佐伯くんが大げさにため息をついた。ぽんぽんとわたしの頭を叩くように撫でる。まるで子供扱いといった風。

「……だよな。お子様じゃ、まだそういうの分かんないか」
「何よ、その言い方!」

憤慨して声を上げたら、佐伯くんがおかしそうに笑った。……何だか、久々に佐伯くんのこんな笑顔を見たような気がする。

「まあ、でも、ごめんな? ヘンな心配させた」
「別に心配とかじゃ、ないし……」
「俺とあの人は付き合ってなんかいないよ」
「ほんとう?」
「ホント。大体さ、あの人、ちゃんと彼氏いるんだぞ?」
「えっ?」

――彼氏?! プリンセスに?

「佐伯くん、振られちゃったんだ……」
「違うだろっ」
「痛っ」

全く油断してたから、思いのほか痛い。頭をさすっていると、佐伯くんが言葉を続ける。

「今朝も相談受けてたんだ。彼氏さんの誕生日プレゼントで悩んでるらしい」
「誕生日プレゼント?」
「コーヒーが好きな彼氏なんだって」
「そうなんだ……」
「俺も普段なら、そういう相談に乗ったりしないんだけど……まあ、コーヒーの話題は別だな。つい、アドバイスしてた」
「……珊瑚礁のバリスタだしね?」
「まあな」

――なんだ、そうだったんだ……。

「コーヒー好きの彼氏さんかあ……。どんな人なの? やっぱりカッコイイ人?」
「いや……白クマ系、らしい」
「し、白クマ?」
「本人が言ってたんだよ。白クマみたいで和むし安心するって」
「白クマかあ……」

彼氏さんの説明としてはどうなんだろう、と思うけど……でも、そうだなあ。

「優しそうな彼氏さんなのかな?」
「そうなんだろ。きっと」
「何だか、意外な組み合わせだね」
「そうでもないんじゃないか?」
「え?」
「ほら、よく聞くだろ、美人は美男に惹かれない、とか、そういう話」
「そうなの?」
「そうなの。逆もまた然り」
「逆?」
「そう、逆」

少し考えてみる。

「……佐伯くんも?」
「……秘密」

片眉を少し上げて、幾分照れたような顔で言う佐伯くん。

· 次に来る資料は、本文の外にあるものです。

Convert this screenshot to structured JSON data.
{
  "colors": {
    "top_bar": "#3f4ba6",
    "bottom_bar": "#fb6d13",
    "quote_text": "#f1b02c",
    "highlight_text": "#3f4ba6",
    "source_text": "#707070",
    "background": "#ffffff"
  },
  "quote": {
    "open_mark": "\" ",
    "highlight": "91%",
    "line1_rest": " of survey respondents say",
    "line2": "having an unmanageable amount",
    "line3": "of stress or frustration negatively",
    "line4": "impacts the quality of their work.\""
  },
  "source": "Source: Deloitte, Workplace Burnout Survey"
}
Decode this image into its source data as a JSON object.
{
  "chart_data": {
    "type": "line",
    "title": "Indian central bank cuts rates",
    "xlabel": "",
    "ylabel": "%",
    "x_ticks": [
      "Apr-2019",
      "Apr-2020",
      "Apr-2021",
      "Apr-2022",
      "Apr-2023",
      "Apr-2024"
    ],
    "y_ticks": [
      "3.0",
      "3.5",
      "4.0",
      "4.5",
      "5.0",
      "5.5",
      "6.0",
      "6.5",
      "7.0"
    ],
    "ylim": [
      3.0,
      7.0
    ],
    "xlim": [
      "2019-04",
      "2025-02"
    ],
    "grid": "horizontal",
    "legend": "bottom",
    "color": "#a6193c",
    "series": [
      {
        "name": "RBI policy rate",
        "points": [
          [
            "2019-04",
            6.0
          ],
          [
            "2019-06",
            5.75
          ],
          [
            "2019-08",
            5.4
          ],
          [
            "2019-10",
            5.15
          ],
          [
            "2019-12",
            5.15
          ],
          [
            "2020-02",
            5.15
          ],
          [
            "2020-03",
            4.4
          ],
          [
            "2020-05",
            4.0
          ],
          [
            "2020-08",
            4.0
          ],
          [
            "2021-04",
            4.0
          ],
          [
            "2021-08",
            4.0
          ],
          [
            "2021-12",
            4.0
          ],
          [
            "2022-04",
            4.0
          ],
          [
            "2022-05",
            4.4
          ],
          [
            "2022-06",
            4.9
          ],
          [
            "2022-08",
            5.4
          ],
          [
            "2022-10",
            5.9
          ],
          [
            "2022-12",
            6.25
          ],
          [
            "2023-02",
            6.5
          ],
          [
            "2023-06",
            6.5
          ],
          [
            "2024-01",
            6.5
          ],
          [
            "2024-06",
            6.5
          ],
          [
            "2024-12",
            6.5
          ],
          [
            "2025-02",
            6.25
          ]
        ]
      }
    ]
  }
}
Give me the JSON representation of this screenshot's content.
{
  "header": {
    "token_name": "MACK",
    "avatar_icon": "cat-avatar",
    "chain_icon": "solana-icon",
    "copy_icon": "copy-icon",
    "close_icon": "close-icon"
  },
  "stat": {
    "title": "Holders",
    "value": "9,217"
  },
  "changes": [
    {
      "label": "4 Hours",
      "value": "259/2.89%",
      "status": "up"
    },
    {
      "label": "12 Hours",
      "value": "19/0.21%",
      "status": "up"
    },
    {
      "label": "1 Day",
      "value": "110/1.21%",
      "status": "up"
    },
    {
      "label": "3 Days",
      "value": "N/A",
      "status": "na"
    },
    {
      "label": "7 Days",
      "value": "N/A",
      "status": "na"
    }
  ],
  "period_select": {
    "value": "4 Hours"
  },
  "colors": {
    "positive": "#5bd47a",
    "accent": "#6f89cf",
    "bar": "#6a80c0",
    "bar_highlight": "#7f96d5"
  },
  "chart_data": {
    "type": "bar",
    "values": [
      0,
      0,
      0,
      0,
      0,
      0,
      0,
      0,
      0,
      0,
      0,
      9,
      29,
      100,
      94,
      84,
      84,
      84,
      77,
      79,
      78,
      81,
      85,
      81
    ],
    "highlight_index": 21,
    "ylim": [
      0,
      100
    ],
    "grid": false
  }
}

……ひみつ、かあ。何だか腑に落ちないものが残ったけど、心配ごともなくなったし、まあ、いいかなって思う。

「……なあ」
「なあに?」
「おまえさ、人気投票、誰に入れた訳?」
「……佐伯くんは?」

佐伯くんは言葉に詰まり、さっきと同じセリフを繰り返した。

「……秘密」

運動も勉強も出来て、ルックスもいい“はね学のプリンス”。でも、わたしの前では、ちょっと口が悪くて、子どもっぽい一面を見せる佐伯くん。
そんな彼に対するわたしの返答はひとつだけだ。自分だけ聞きだそうなんて、甘いよ佐伯くん。

「じゃあ、わたしも、秘密」

――本当は、言うまでもないこと。って言い換えても良いんだけど。けれど、それはまだ秘密だ。繰り返すようだけれども。




いつだってキミが、僕のわたしの一番。
2011.03.29
*ぽんさんへ捧げます。
*【すれ違う二人/瑛くんorあかりちゃんに恋人疑惑/喧嘩して仲直りして、そんでラブラブ】
*最後ラブラブ度が足りなくて申し訳ありません;;; とっても楽しいリクエストありがとうございました!